Their voices were calm and matter of fact. Each stood alone at a lectern in a college auditorium and spoke without stopping for an hour or more.
Each had survived the Holocaust.
Every year, a college in our town sponsored a Holocaust Remembrance that featured a living, breathing survivor. The audience would fill with college students, some younger students from high schools, and people like me who saw the notice late every year and dropped everything to race across town. How can I not go, I asked myself, no matter how busy, no matter how many books I’ve read, no matter how hard the story they would tell? How can I risk there being a single empty seat?
The person I remember most vividly was a woman in her eighties. She stood next to the lectern, not behind it, and rested her right arm on its edge, like a person might do if they were chatting in a friendly bar somewhere. She was dressed in a very tailored suit which she later mentioned she had made herself. She had, she told us, survived the camps because she could sew.
She told about the deaths of her parents and her siblings. Her voice was clear and strong but her words came out as if she was telling her story for the first time. Steady and strong, factual, no embellishment. She had no slides or photos, no way to show us the young person she had been, so she took us there with her words. She talked about hunger and fear, seeming to know that no words could describe what those words meant then to people who were living now. She just described but didn’t emphasize, didn’t wave her arms or tell us that it was the worst thing that had ever happened. She kept herself to her own path.
She said that each day in the camp she did what she needed to do to live to the next day. It was her job to survive, she said. God wanted her to survive. I sat thinking that she was sparing us the details, the stories of cruelty and desperation. We weren’t tough enough to hear those things and she knew it.
After her talk, a student asked her if she was bitter about what had happened and she said no. But it wasn’t because she had forgiven the people who had perpetrated such horror. She wasn’t bitter, she said, because she couldn’t raise her children with love if her heart was filled with anger, it would hurt them, damage their lives, so she decided to be happy. And she was. She lived her life.

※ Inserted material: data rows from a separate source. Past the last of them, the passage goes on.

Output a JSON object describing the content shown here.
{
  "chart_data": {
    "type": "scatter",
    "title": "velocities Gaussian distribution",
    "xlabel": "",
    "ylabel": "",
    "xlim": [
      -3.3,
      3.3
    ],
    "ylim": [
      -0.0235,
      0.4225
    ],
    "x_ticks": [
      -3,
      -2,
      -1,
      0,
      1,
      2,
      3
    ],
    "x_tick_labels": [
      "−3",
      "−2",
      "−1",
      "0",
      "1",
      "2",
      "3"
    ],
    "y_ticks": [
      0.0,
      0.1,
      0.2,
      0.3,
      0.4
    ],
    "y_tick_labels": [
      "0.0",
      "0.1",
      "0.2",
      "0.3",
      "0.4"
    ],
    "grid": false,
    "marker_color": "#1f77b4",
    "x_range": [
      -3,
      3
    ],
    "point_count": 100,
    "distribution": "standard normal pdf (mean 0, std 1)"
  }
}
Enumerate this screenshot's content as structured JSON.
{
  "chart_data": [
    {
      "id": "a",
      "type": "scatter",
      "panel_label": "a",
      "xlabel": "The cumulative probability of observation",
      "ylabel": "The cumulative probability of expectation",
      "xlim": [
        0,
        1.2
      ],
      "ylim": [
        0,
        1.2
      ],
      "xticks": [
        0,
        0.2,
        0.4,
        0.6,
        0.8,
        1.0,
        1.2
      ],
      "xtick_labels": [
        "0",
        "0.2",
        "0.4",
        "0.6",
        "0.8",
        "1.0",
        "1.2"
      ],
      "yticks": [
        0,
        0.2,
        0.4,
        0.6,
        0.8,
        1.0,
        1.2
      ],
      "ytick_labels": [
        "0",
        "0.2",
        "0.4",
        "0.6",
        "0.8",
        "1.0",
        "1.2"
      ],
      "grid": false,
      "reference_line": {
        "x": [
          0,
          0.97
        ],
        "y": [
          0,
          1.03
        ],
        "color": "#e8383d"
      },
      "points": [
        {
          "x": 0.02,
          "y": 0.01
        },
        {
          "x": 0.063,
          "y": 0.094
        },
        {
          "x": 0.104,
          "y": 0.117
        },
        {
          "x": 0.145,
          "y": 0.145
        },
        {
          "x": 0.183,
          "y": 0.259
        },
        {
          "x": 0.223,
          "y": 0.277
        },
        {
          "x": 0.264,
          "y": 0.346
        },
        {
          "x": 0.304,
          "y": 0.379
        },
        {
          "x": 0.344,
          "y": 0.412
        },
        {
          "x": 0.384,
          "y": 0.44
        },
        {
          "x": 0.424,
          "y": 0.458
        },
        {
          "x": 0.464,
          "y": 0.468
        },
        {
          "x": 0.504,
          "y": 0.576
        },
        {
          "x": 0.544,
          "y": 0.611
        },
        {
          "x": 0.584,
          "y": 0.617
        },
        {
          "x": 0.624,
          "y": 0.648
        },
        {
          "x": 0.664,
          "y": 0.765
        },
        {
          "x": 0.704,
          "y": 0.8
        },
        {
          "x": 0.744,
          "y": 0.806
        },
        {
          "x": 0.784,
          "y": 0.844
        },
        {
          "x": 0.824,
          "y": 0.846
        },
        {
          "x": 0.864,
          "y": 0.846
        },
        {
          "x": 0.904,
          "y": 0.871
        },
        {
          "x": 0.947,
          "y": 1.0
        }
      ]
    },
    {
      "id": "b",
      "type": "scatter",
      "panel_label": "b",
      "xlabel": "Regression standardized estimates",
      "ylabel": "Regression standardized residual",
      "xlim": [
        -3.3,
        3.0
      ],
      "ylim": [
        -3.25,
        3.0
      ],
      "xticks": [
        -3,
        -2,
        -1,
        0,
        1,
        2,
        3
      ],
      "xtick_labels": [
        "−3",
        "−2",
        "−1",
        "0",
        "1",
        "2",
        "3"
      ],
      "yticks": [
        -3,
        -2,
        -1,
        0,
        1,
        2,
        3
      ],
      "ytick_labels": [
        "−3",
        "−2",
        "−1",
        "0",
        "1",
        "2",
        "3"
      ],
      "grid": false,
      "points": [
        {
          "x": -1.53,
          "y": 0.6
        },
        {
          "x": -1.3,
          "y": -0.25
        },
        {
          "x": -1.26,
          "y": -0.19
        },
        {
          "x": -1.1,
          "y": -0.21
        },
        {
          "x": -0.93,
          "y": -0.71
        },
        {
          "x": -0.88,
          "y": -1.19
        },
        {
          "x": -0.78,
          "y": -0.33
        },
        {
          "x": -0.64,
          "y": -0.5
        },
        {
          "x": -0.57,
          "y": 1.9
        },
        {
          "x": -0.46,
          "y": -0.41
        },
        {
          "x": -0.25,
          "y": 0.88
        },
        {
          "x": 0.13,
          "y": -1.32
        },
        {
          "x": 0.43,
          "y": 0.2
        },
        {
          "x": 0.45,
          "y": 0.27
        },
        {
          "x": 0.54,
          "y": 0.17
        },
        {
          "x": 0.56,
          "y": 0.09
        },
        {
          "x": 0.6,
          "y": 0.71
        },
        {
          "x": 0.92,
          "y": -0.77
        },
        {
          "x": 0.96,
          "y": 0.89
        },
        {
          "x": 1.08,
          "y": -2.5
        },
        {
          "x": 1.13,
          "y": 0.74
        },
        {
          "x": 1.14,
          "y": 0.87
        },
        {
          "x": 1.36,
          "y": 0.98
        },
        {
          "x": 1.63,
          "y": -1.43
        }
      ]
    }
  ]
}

When she said this, she was still standing with her arm on the lectern, hands clasped, standing straight as a twenty-year old. She wore old lady shoes that laced up and they looked just like the shoes in photos of people dressed in their traveling clothes being herded on to the trains except now they were beautiful like very dark glass slippers. Is that how she survived, I wondered? Was she magical in some way? Stronger than other people? No, that wasn’t it. She told us how she survived. She could sew.